BRC-20: Experimental Fungible Tokens

While Ordinals create unique digital artifacts, BRC-20 extends the concept to fungible tokens on Bitcoin. Rather than using smart contracts, BRC-20 uses small JSON inscriptions that describe three fundamental actions: deploy (create a new token), mint (create new units), and transfer (send tokens to someone else). Community-run indexers reconstruct token balances by reading the ordered history of these inscriptions, creating a system of "rules by convention" rather than enforcement by Bitcoin's scripting language.

The system works like this: a deploy inscription initializes a token ticker (typically four letters) and sets parameters like maximum supply. Mint inscriptions create new units and credit them to whoever owns the mint inscription. Transfer inscriptions earmark amounts to send. Unlike Ethereum tokens where a smart contract enforces all the rules, BRC-20 validity depends on indexers agreeing on the interpretation of these JSON messages.

The Transfer Process

A BRC-20 transfer follows a two-step process.
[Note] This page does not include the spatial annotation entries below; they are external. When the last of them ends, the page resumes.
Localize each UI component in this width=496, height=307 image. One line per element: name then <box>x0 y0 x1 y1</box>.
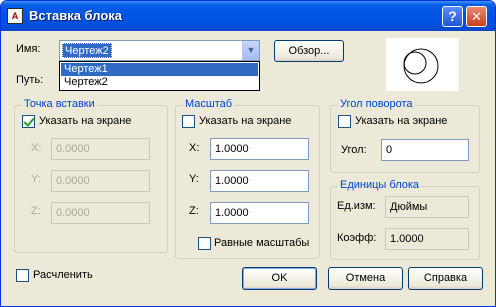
window-title: Вставка блока <box>29 8 123 23</box>
autocad-app-icon: A <box>7 8 23 24</box>
rotation-specify-on-screen-label: Указать на экране <box>355 115 448 127</box>
name-label: Имя: <box>16 43 41 55</box>
rotation-specify-on-screen-checkbox[interactable] <box>338 115 351 128</box>
dropdown-arrow-icon[interactable]: ▼ <box>242 41 259 60</box>
insertion-z-field[interactable]: 0.0000 <box>51 202 150 224</box>
uniform-scale-checkbox[interactable] <box>198 237 211 250</box>
dropdown-item-chertezh2[interactable]: Чертеж2 <box>61 76 258 89</box>
scale-x-label: X: <box>189 142 200 154</box>
rotation-angle-field[interactable]: 0 <box>381 139 469 161</box>
scale-z-field[interactable]: 1.0000 <box>210 202 309 224</box>
block-units-factor-value: 1.0000 <box>385 228 469 250</box>
help-button[interactable]: Справка <box>408 267 483 290</box>
browse-button[interactable]: Обзор... <box>274 40 344 62</box>
insertion-y-label: Y: <box>31 173 41 185</box>
insert-block-dialog: A Вставка блока ? ✕ Имя: Чертеж2 ▼ Обзор… <box>0 0 496 307</box>
block-preview <box>386 38 459 91</box>
scale-x-field[interactable]: 1.0000 <box>210 138 309 160</box>
insertion-x-field[interactable]: 0.0000 <box>51 138 150 160</box>
scale-specify-on-screen-checkbox[interactable] <box>182 115 195 128</box>
insertion-x-label: X: <box>31 142 42 154</box>
rotation-angle-label: Угол: <box>341 144 367 156</box>
block-preview-circles-icon <box>403 48 439 84</box>
explode-checkbox[interactable] <box>16 269 29 282</box>
block-name-value: Чертеж2 <box>62 43 112 58</box>
block-units-title: Единицы блока <box>338 179 422 191</box>
rotation-title: Угол поворота <box>338 98 415 110</box>
dropdown-item-chertezh1[interactable]: Чертеж1 <box>61 63 258 76</box>
scale-y-label: Y: <box>189 173 199 185</box>
block-name-dropdown-list: Чертеж1 Чертеж2 <box>59 61 260 91</box>
block-units-factor-label: Коэфф: <box>337 232 377 244</box>
scale-z-label: Z: <box>189 205 199 217</box>
path-label: Путь: <box>16 74 44 86</box>
ok-button[interactable]: OK <box>242 267 317 290</box>
explode-label: Расчленить <box>33 269 93 281</box>
close-button[interactable]: ✕ <box>466 6 487 27</box>
insertion-y-field[interactable]: 0.0000 <box>51 170 150 192</box>
scale-y-field[interactable]: 1.0000 <box>210 170 309 192</box>
title-bar[interactable]: A Вставка блока ? ✕ <box>1 1 495 31</box>
insertion-point-title: Точка вставки <box>22 98 97 110</box>
cancel-button[interactable]: Отмена <box>328 267 403 290</box>
block-units-unit-value: Дюймы <box>385 196 469 218</box>
insertion-specify-on-screen-label: Указать на экране <box>39 115 132 127</box>
help-title-button[interactable]: ? <box>442 6 463 27</box>
block-units-unit-label: Ед.изм: <box>337 200 376 212</box>
scale-specify-on-screen-label: Указать на экране <box>199 115 292 127</box>
insertion-z-label: Z: <box>31 205 41 217</box>
scale-title: Масштаб <box>183 98 235 110</box>
uniform-scale-label: Равные масштабы <box>214 237 310 249</box>
insertion-specify-on-screen-checkbox[interactable] <box>22 115 35 128</box>
block-name-combobox[interactable]: Чертеж2 ▼ <box>59 40 260 61</box>
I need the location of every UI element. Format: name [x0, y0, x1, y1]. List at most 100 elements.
Think of it like writing a check: First, you create the "check" by making a transfer inscription. This earmarks the funds you want to send. Then, you must physically hand the check to the recipient by sending them the transaction output containing that inscription.
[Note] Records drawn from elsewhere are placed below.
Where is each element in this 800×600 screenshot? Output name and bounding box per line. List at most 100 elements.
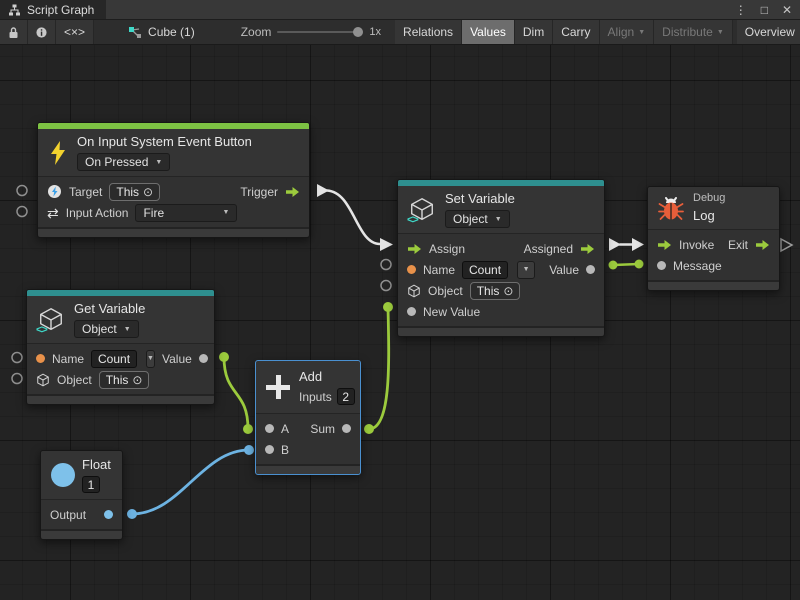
caret-down-icon: ▼ <box>638 29 645 36</box>
code-view-icon: <×> <box>64 25 85 39</box>
value-port-icon[interactable] <box>657 261 666 270</box>
port-setvar-name-unconnected[interactable] <box>381 260 391 270</box>
wire-getvalue-a[interactable] <box>219 352 253 434</box>
toolbar-button-distribute[interactable]: Distribute ▼ <box>654 20 733 44</box>
node-footer <box>41 529 122 539</box>
tab-bar: Script Graph ⋮ □ ✕ <box>0 0 800 20</box>
value-port-icon[interactable] <box>199 354 208 363</box>
caret-down-icon: ▼ <box>124 326 131 333</box>
context-label: Cube (1) <box>148 25 195 39</box>
get-variable-kind-dropdown[interactable]: Object ▼ <box>74 320 139 338</box>
target-picker-icon: ⊙ <box>143 185 153 199</box>
wire-value-message[interactable] <box>609 260 644 270</box>
port-getvar-object-unconnected[interactable] <box>12 374 22 384</box>
port-row-a: A Sum <box>256 418 360 439</box>
port-setvar-object-unconnected[interactable] <box>381 281 391 291</box>
zoom-label: Zoom <box>241 25 272 39</box>
tab-title: Script Graph <box>27 3 94 17</box>
node-set-variable[interactable]: <> Set Variable Object ▼ Assign <box>397 179 605 337</box>
close-icon[interactable]: ✕ <box>782 4 792 16</box>
string-port-icon[interactable] <box>407 265 416 274</box>
toolbar-button-dim[interactable]: Dim <box>515 20 553 44</box>
graph-canvas[interactable]: On Input System Event Button On Pressed … <box>0 45 800 600</box>
event-mode-dropdown[interactable]: On Pressed ▼ <box>77 153 170 171</box>
wire-float-b[interactable] <box>127 445 254 519</box>
tab-script-graph[interactable]: Script Graph <box>0 0 106 19</box>
float-icon <box>51 463 75 487</box>
wire-trigger-assign[interactable] <box>317 184 393 251</box>
node-title: Log <box>693 208 715 224</box>
lock-icon <box>8 26 19 39</box>
node-float[interactable]: Float 1 Output <box>40 450 123 540</box>
flow-arrow-icon[interactable] <box>285 186 300 198</box>
port-target-unconnected[interactable] <box>17 186 27 196</box>
input-action-dropdown[interactable]: Fire ▼ <box>135 204 237 222</box>
node-debug-log[interactable]: Debug Log Invoke Exit <box>647 186 780 291</box>
zoom-slider[interactable] <box>277 31 363 33</box>
bug-icon <box>658 195 684 221</box>
port-row-invoke: Invoke Exit <box>648 234 779 255</box>
node-event[interactable]: On Input System Event Button On Pressed … <box>37 122 310 238</box>
port-row-object: Object This ⊙ <box>398 280 604 301</box>
port-row-name: Name Count ▼ Value <box>398 259 604 280</box>
flow-arrow-icon[interactable] <box>580 243 595 255</box>
port-inputaction-unconnected[interactable] <box>17 207 27 217</box>
node-footer <box>398 326 604 336</box>
node-add[interactable]: Add Inputs 2 A Sum <box>255 360 361 475</box>
menu-icon[interactable]: ⋮ <box>735 4 747 16</box>
port-row-input-action: ⇄ Input Action Fire ▼ <box>38 202 309 223</box>
code-view-button[interactable]: <×> <box>56 20 94 44</box>
object-field[interactable]: This ⊙ <box>99 371 150 389</box>
zoom-slider-handle[interactable] <box>353 27 363 37</box>
float-port-icon[interactable] <box>104 510 113 519</box>
input-action-icon: ⇄ <box>47 206 59 220</box>
port-row-output: Output <box>41 504 122 525</box>
caret-down-icon: ▼ <box>147 355 154 362</box>
variable-cube-icon: <> <box>37 306 65 334</box>
flow-arrow-icon[interactable] <box>755 239 770 251</box>
toolbar-button-align[interactable]: Align ▼ <box>600 20 655 44</box>
wire-sum-newvalue[interactable] <box>364 302 393 434</box>
target-picker-icon: ⊙ <box>132 373 142 387</box>
maximize-icon[interactable]: □ <box>761 4 768 16</box>
caret-down-icon: ▼ <box>155 159 162 166</box>
toolbar-button-overview[interactable]: Overview <box>737 20 800 44</box>
value-port-icon[interactable] <box>265 445 274 454</box>
port-getvar-name-unconnected[interactable] <box>12 353 22 363</box>
toolbar-button-relations[interactable]: Relations <box>395 20 462 44</box>
value-port-icon[interactable] <box>407 307 416 316</box>
info-icon <box>36 26 47 39</box>
port-exit-unconnected[interactable] <box>781 239 792 251</box>
plus-icon <box>266 375 290 399</box>
target-object-field[interactable]: This ⊙ <box>109 183 160 201</box>
variable-name-dropdown[interactable]: ▼ <box>517 261 535 279</box>
cube-icon <box>36 373 50 387</box>
node-footer <box>38 227 309 237</box>
float-value-field[interactable]: 1 <box>82 476 100 493</box>
lock-button[interactable] <box>0 20 28 44</box>
wire-assigned-invoke[interactable] <box>609 238 644 251</box>
set-variable-kind-dropdown[interactable]: Object ▼ <box>445 210 510 228</box>
port-row-message: Message <box>648 255 779 276</box>
value-port-icon[interactable] <box>342 424 351 433</box>
variable-name-field[interactable]: Count <box>462 261 508 279</box>
value-port-icon[interactable] <box>265 424 274 433</box>
inputs-count-field[interactable]: 2 <box>337 388 355 405</box>
variable-name-dropdown[interactable]: ▼ <box>146 350 155 368</box>
object-field[interactable]: This ⊙ <box>470 282 521 300</box>
caret-down-icon: ▼ <box>717 29 724 36</box>
node-footer <box>256 464 360 474</box>
value-port-icon[interactable] <box>586 265 595 274</box>
graph-context[interactable]: Cube (1) <box>120 20 203 44</box>
toolbar-button-carry[interactable]: Carry <box>553 20 599 44</box>
string-port-icon[interactable] <box>36 354 45 363</box>
info-button[interactable] <box>28 20 56 44</box>
flow-arrow-icon[interactable] <box>657 239 672 251</box>
graph-toolbar: <×> Cube (1) Zoom 1x Relations Values Di… <box>0 20 800 45</box>
flow-arrow-icon[interactable] <box>407 243 422 255</box>
lightning-bolt-icon <box>48 140 68 166</box>
toolbar-button-values[interactable]: Values <box>462 20 515 44</box>
node-get-variable[interactable]: <> Get Variable Object ▼ Name Count ▼ <box>26 289 215 405</box>
variable-name-field[interactable]: Count <box>91 350 137 368</box>
variable-cube-icon: <> <box>408 196 436 224</box>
The technical mechanics work as follows: users first inscribe a JSON object declaring their intent to transfer a specific number of tokens, receiving this transfer inscription in the same wallet that holds their BRC-20 balance. This step moves tokens from an "available" balance to a "transferable" pool in the eyes of indexers. Then, the transfer inscription itself must be sent to the recipient's address. When that transaction confirms, indexers debit the sender's balance and credit the recipient.

This creates an important distinction from Ordinals: sending an Ordinal inscription resembles moving a unique physical object, while BRC-20 transfers operate more like managing ledger entries with a paper trail.

The Debate

The emergence of Ordinals and inscriptions has sparked significant debate within the Bitcoin community. Critics argue that storing arbitrary data consumes valuable block space that should be reserved for financial transactions, creates sustained fee pressure that prices out smaller users, and represents a misuse of Bitcoin's design as peer-to-peer electronic cash. Proponents counter that all consensus-valid transactions are legitimate uses of the network, that inscription activity generates fee revenue crucial for long-term miner sustainability as the block subsidy declines, and that preventing users from embedding data would require contentious changes that conflict with Bitcoin's permissionless ethos.
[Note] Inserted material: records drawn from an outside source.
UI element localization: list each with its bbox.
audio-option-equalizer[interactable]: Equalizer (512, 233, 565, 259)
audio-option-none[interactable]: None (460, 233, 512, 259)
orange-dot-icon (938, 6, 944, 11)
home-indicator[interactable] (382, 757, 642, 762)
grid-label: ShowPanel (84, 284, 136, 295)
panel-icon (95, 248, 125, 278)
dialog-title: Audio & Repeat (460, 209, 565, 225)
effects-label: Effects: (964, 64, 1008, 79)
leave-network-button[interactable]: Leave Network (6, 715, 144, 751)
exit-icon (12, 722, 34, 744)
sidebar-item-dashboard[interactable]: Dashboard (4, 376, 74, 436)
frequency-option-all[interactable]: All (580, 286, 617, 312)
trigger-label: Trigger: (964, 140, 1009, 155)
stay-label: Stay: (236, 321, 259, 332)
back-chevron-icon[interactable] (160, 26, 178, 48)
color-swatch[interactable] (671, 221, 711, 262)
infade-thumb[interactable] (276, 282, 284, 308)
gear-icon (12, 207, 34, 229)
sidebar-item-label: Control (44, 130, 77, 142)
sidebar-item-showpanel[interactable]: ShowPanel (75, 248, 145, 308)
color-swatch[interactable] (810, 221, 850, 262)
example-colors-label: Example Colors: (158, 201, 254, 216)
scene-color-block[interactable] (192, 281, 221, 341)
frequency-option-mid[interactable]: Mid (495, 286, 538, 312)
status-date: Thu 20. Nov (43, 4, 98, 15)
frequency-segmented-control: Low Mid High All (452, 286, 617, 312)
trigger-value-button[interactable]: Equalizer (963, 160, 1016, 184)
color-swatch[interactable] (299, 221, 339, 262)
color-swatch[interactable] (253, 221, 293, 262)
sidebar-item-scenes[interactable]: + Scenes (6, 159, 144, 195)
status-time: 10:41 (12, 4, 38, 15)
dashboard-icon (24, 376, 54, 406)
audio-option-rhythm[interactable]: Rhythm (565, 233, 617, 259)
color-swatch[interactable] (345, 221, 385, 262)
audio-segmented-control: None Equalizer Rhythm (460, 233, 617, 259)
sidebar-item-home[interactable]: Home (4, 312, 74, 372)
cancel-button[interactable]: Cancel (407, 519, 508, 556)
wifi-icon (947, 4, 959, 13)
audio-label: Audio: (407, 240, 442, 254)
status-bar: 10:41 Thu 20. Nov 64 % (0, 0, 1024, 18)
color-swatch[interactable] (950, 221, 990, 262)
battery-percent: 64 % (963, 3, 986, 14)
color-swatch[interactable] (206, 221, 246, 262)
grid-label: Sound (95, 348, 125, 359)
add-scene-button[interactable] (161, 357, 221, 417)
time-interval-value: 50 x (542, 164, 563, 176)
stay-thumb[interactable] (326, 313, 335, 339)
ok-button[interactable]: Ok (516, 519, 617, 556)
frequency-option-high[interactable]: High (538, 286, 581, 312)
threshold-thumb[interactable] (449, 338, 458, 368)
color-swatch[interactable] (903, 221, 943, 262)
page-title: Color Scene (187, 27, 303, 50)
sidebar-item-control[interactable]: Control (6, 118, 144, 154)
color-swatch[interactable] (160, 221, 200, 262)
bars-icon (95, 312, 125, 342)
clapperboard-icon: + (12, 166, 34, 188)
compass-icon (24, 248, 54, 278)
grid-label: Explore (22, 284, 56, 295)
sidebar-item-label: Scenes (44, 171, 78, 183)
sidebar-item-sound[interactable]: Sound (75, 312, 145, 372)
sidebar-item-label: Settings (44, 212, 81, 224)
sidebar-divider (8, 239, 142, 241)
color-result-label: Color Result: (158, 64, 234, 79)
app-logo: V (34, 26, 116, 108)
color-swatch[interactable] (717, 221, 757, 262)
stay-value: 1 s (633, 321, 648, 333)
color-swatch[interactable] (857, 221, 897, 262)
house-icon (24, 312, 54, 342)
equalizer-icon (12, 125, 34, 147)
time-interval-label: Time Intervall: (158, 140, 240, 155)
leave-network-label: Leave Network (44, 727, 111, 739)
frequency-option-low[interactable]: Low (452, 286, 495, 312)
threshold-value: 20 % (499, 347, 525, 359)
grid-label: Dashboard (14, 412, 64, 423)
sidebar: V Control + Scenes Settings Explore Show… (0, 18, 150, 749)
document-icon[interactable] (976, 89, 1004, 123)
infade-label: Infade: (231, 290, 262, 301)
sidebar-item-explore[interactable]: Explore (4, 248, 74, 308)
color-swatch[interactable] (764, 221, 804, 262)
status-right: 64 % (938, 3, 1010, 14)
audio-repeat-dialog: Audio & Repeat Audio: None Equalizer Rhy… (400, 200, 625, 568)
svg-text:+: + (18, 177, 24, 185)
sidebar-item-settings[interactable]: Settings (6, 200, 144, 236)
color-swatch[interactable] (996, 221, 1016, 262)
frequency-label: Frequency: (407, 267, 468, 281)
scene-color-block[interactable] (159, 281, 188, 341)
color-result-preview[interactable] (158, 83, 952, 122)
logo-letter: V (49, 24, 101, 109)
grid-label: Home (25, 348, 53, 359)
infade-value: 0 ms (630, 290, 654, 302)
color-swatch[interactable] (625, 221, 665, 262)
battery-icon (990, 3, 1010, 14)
This tension reflects deeper questions about Bitcoin's purpose and evolution: is it purely a payment and settlement layer, or can it accommodate diverse use cases that leverage its unique properties of immutability and censorship resistance?

Strengths and Limitations

Ordinals and BRC-20 demonstrate how Bitcoin's base layer can support digital asset systems through creative use of existing features without requiring new opcodes or consensus changes. They use Taproot's witness space and Bitcoin's transaction model to create application-layer conventions. The blockchain itself remains unchanged.

However, this approach has inherent limitations. Collection-wide rules, royalties, and token supply enforcement exist outside Bitcoin's scripting language and depend on indexers and community conventions rather than cryptographic guarantees. BRC-20 in particular remains explicitly experimental, with even its original creator pointing to alternative systems as more purpose-built solutions. Both systems work across multiple wallets and marketplaces today, but they're best understood as social conventions anchored to real Bitcoin transactions rather than protocol-enforced mechanisms.